A Câmara Municipal de Goiânia viveu, nesta semana, o tipo de cena que nenhum parlamento deveria protagonizar. Em vez do debate civilizado, do contraditório democrático e da defesa de ideias, o que se viu foi um episódio que remete ao Velho Oeste: gestos bruscos, dedo em riste, tensão generalizada e a suspeita — gravíssima — de que um servidor público de alta patente circulava armado dentro da sede do Poder Legislativo.
O agora ex-procurador-geral da Câmara, Kowalsky Ribeiro, tornou-se o personagem central desse enredo. Imagens de videomonitoramento mostram que ele deixou seu veículo com uma arma em punho, que logo foi colocada na cintura, antes de se envolver numa discussão ríspida com o chefe de gabinete do vereador Sargento Novandir (MDB). O gesto não deixa dúvidas: o procurador estava armado dentro do prédio da Câmara, o que por si só representa uma violação das normas da Casa e um agravante no exercício de suas funções. Para a Justiça, ele reconheceu que circulava armado justamente por viver em clima de pé-de-guerra com o militar e seus servidores.
Não bastasse a cena, vieram as consequências. Uma guerra de versões, acusações públicas, dossiês com ocorrências policiais e um plenário que, em vez de discutir os rumos da cidade, passou a deliberar sobre o comportamento de seus próprios quadros. Novandir, com colete à prova de balas, e Kowalsky, em silêncio, trocaram farpas por vias formais e informais. O episódio ganhou contornos de crise institucional, e não sem razão.
O recado que se passa à sociedade é alarmante: seria impensável um cidadão comum entrar armado na Câmara, mas há quem acredite estar acima das normas que a própria Casa aprovou. A Resolução nº 03/2022, que proíbe o porte de armas por parlamentares e servidores nas dependências do Legislativo, não é um enfeite. É uma regra. E foi ignorada.

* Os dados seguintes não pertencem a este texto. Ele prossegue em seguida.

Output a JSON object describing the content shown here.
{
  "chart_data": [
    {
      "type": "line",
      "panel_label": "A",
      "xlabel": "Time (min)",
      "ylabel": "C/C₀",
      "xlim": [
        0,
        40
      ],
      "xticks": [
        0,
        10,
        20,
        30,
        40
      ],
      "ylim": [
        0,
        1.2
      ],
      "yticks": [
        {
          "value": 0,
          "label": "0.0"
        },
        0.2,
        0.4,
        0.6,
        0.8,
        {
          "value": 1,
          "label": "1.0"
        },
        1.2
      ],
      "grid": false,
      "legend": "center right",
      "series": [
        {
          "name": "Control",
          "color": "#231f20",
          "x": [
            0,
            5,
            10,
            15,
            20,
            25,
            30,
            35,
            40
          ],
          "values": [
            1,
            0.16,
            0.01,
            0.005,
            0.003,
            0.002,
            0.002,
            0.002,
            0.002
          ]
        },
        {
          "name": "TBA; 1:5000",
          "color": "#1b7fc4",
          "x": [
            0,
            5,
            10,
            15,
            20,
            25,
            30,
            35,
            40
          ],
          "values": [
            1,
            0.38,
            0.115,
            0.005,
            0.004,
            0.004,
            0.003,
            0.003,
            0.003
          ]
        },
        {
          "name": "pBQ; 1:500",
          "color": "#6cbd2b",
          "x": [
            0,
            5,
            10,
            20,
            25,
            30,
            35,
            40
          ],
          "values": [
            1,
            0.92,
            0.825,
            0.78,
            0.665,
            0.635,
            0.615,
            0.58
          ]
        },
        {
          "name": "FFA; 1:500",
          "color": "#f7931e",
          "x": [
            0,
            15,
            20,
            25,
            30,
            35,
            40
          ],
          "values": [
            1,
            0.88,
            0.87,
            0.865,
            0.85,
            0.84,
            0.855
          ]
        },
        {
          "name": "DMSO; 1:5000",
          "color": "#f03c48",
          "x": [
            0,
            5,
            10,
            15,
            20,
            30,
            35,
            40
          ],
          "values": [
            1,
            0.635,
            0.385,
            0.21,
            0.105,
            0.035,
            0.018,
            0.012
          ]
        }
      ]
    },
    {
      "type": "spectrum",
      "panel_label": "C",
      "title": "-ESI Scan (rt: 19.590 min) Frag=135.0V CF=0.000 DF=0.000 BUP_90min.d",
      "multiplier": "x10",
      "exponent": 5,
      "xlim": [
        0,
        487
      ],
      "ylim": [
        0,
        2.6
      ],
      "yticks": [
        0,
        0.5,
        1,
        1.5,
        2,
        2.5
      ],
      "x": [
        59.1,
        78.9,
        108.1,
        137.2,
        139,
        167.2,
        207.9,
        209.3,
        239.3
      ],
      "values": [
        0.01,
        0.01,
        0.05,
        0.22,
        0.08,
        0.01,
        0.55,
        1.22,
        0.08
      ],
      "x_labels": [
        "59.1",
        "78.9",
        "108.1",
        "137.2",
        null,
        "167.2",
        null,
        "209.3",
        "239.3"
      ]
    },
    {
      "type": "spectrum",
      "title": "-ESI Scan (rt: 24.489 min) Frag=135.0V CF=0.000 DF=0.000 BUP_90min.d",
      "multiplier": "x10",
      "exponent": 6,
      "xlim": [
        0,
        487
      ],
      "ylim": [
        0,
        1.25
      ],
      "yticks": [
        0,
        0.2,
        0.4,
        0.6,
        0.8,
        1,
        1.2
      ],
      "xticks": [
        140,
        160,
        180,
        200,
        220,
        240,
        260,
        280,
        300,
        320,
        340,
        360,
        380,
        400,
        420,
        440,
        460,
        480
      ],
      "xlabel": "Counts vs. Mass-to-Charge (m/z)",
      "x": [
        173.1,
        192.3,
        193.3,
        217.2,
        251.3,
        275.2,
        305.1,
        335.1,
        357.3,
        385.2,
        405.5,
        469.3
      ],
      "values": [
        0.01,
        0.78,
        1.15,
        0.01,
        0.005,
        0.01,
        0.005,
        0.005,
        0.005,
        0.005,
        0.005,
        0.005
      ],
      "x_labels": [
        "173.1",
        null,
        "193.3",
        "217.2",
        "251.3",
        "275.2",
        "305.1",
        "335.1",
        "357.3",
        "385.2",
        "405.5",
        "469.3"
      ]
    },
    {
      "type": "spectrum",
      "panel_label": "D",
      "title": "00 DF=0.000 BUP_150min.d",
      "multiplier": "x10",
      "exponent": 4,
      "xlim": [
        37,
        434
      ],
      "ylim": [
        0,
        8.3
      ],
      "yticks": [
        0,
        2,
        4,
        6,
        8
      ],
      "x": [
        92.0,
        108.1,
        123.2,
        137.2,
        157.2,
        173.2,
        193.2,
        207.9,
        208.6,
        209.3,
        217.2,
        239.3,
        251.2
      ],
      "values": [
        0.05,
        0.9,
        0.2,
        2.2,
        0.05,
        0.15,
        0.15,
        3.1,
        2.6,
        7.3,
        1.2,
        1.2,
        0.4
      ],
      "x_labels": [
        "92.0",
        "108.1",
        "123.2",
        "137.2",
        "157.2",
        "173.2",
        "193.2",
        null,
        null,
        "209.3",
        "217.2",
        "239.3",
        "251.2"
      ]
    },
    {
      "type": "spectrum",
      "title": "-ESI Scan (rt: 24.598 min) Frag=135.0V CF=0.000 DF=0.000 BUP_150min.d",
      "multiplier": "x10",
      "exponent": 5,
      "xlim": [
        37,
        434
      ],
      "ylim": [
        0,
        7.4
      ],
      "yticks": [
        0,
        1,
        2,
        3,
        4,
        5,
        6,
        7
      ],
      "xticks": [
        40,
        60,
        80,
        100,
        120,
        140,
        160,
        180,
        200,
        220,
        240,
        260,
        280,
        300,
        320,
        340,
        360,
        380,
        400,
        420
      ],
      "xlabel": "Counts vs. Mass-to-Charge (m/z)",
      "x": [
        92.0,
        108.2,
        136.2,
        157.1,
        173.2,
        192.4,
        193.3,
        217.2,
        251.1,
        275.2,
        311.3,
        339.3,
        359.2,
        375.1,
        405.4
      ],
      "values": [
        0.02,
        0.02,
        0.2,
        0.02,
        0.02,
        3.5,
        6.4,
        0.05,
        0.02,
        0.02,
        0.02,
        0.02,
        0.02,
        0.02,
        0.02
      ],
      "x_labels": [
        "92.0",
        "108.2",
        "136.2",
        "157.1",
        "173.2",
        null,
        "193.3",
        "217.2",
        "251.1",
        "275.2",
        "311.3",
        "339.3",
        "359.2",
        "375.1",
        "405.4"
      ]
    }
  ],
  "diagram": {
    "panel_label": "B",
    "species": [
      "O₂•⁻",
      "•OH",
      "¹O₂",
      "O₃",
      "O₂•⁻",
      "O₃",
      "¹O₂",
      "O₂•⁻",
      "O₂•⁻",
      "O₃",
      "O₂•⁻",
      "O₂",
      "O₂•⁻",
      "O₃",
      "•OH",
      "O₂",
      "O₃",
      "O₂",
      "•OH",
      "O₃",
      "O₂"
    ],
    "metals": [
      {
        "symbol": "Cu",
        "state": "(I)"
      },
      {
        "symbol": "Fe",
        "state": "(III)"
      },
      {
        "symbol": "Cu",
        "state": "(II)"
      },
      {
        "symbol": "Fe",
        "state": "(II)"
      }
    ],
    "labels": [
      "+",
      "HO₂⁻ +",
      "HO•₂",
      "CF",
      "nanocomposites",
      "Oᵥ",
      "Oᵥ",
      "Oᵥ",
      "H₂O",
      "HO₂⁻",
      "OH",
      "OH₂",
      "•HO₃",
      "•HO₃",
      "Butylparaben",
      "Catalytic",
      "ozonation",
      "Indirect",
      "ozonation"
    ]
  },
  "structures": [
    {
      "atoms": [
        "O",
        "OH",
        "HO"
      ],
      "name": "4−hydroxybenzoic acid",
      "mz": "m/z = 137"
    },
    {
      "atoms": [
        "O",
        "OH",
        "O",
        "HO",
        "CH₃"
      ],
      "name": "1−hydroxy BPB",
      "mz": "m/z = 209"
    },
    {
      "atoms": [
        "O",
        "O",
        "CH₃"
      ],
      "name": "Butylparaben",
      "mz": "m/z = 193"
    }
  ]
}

A decisão de Kowalsky em pedir exoneração foi um passo necessário. Mas não resolve o problema maior: o ambiente de intimidação que se instalou nos bastidores do Legislativo goianiense. É preciso responsabilidade. É preciso que a Câmara volte a ser uma Casa de Leis, e não uma arena de confrontos pessoais. O Parlamento é, por excelência, o espaço do argumento. O único “disparo” admissível ali é o da palavra bem usada. Que este episódio sirva como ponto de inflexão: não como rotina.